Whether the financial reform bill gets done before July 4th does not change its reality: financial reform will cost banks money.
I’ve been searching for a price tag for banks from financial reform and I’ve found bits and pieces of cost estimates. Yes, we know the too-big-to-fail fund will cost $19 billion, but what about financial reform in its entirety? How much will that cost?

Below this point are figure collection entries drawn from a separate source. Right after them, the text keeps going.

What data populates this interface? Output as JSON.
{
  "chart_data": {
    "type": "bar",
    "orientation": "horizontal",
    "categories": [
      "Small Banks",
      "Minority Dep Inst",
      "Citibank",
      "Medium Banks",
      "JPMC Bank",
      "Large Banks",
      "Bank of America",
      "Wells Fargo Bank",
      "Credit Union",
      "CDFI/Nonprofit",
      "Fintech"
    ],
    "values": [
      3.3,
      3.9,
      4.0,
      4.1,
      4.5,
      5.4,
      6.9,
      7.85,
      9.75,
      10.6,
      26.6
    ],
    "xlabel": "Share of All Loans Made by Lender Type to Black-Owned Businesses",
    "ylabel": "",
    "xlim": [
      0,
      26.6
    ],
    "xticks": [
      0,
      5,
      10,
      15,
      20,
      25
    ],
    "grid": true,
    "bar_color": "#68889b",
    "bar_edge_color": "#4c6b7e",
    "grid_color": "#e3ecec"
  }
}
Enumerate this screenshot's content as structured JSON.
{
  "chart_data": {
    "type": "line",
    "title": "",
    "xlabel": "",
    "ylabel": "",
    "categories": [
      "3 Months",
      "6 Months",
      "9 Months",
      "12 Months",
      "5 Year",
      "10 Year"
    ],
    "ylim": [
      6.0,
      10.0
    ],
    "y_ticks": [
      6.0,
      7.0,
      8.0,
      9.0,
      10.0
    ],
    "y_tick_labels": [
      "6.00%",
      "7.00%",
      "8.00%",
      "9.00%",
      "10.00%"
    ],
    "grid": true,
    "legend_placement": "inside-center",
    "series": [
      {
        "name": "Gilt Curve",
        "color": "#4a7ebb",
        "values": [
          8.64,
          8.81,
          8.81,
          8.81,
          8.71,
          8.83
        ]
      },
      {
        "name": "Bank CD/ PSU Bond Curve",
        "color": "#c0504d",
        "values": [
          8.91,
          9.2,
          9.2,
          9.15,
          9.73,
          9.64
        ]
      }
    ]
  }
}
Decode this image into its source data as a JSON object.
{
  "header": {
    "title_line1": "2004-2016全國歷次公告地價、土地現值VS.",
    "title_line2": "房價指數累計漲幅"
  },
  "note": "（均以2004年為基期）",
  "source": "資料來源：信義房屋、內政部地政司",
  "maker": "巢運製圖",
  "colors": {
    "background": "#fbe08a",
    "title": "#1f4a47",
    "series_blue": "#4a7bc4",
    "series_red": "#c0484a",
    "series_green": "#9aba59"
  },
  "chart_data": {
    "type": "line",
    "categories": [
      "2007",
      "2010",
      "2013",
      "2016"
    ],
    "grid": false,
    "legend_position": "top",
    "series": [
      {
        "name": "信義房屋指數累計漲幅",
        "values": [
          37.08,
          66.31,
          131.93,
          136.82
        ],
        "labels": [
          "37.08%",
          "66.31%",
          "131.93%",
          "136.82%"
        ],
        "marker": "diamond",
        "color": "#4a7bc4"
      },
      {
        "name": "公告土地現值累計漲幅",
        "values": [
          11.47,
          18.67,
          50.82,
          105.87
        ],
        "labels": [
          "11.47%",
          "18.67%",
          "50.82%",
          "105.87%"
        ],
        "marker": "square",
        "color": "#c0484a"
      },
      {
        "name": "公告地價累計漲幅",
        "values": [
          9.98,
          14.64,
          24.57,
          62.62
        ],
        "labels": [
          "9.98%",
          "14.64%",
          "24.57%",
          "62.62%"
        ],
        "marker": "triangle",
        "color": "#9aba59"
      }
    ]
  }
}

Wait no longer. Citigroup has actually come up with a number, and it was buried in a Wall Street Journal story this morning:
Inside most banks, the mood already has shifted to assessing how much revenue and earnings are likely to evaporate if the bill becomes law—and how to make up for the forgone money. Keith Horowitz, an analyst at Citigroup Inc., estimated the legislation would reduce annual earnings per share for big U.S. banks by 6%, down from his previous estimate of 11%.“The rules did not include some of the more worrisome potential outcomes that could severely impact bank profitability or force a new wave of capital raises,” Mr. Horowitz wrote in a note to bank-stock investors.
While 6% is nothing to sneeze at, it is interesting to note that earnings at US banks have come way down. For example, the nearly 8,000 FDIC-insured banks in the US turned in slightly less than $17 billion of net operating income in the first quarter. That compares to more than $35 billion of net operating income for the same quarter in 2007.